The Times-Union (Albany, NY)
June 16, 2012 Saturday Final Edition EDITION
CHRISTIANITY INCLUDES GAY PRIDE
BYLINE: SHARI JOHNSON
SECTION: RELIGION; Pg. A13
LENGTH: 510 words
The night my 37-year-old daughter Cholene called and told me she is gay, I felt as though the air had been sucked out of the room. I was beyond devastated. I had been an evangelical Christian for more than 30 years and thought that this was the worst thing that could happen — to a parent, to a Christian, to me.
Cholene had given us many reasons to be proud of her. She was a graduate of the U.S. Air Force Academy, the second woman to fly the U-2 spy plane and then a captain for a commercial airline. In my experience, “gay pride” was not on the acceptable list of parental bragging rights.
I begged God to change her. Instead, God changed me.

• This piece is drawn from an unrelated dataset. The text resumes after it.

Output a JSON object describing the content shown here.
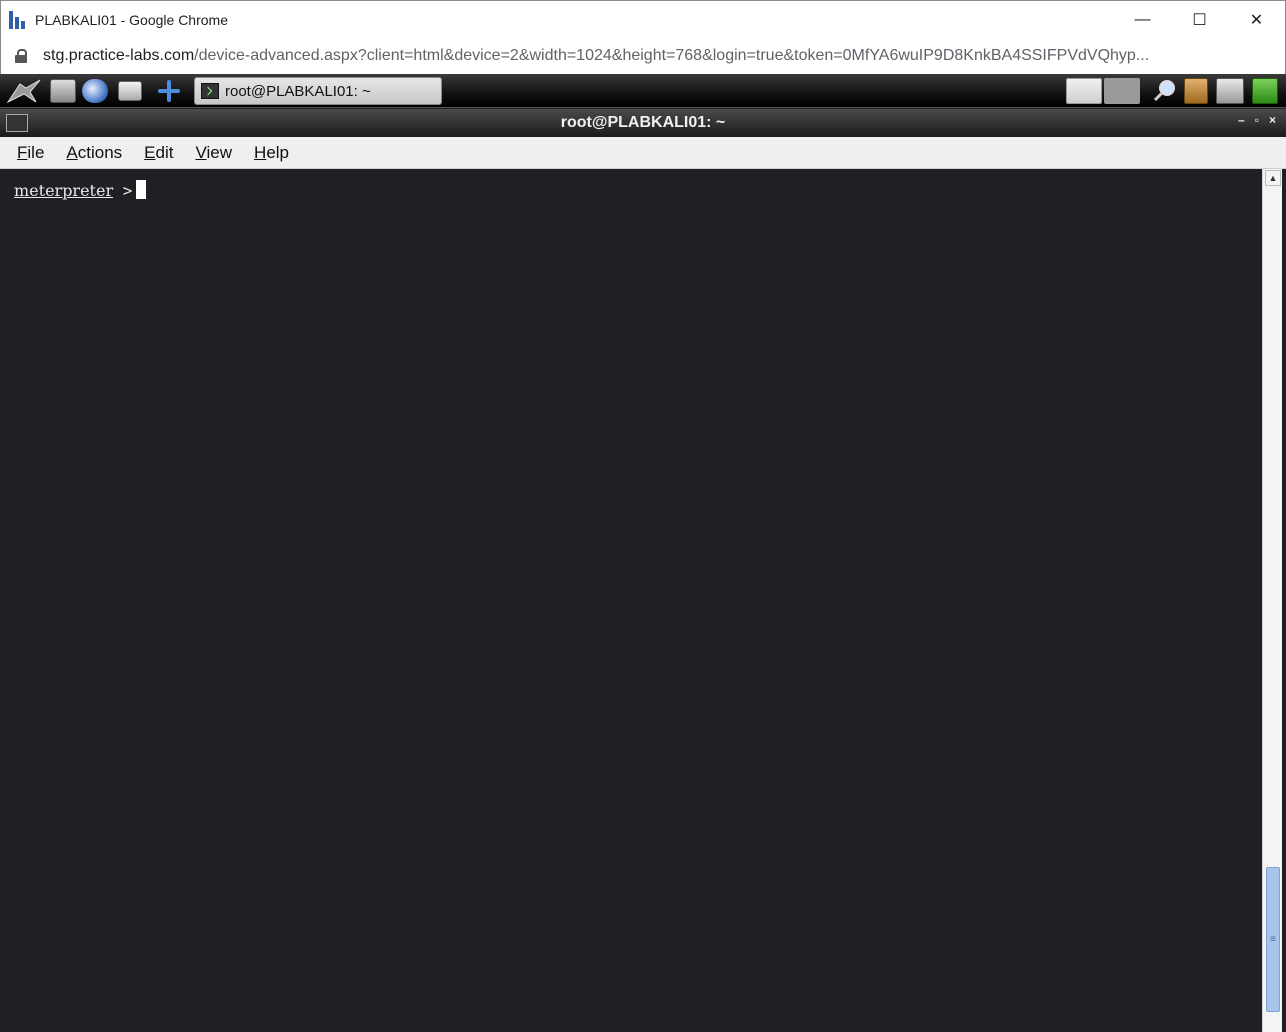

I had always known that I had a problem with unconditional love, but I thought if I followed all the “rules” and “worked” for God and his kingdom, I would get a pass on the love thing. I didn’t.
In 2004, Cholene emailed me to say that she and her partner were getting married. I didn’t take it well at all. One morning as I was driving to work, I actually asked God, “What event could a parent be asked to attend that would be worse than this?” His answer was short. A funeral. That got my attention.
By the time we arrived in Massachusetts for the wedding, God was already there. I have never felt his presence and love as I did that weekend — perhaps because it was so unexpected. It was then that my heart began to change. I told Cholene that her wedding rocked my world, and my world needed to be rocked.
I have learned since then that Cholene knew she was gay since she was a little girl. She got the message from pastors, Sunday school teachers, Christian leaders and even her parents that she didn’t deserve God’s love. I have agonized over this. People have said, “But you didn’t know she was gay.” What difference does that make? Our behavior was unconscionable, not only as parents, but also as Christians.
Thankfully, she received the message from God himself that he loved her.
I have had a dramatic change of heart since learning of Cholene’s homosexuality. Call it a paradigm shift, an epiphany or just plain coming to my senses. Whatever it was, I know this: God was behind it. I would give anything to have a do-over for those years when we hurt Cholene so terribly, so I’m on a mission to help keep other families from making our mistakes. Our story did not end in tragedy as so many do. But it could have.
I can’t forget where I was before. My thinking is so different now that I find myself being upset with those who aren’t “there” yet. Now, the lessons I have learned about unconditional love for the gay community need to be applied to those who are exactly where I was for so many years.
Love can’t be legislated, politicized, forced or faked. It comes from God. I have said many times that change will come one heart at a time, and only God can change a heart if we will just get out of God’s way.
Johnson is president of the Odessa, Texas, chapter of Parents, Families and Friends of Lesbians and Gays. She is author of the memoir “Above All Things” and wrote this column for the Religion News Service.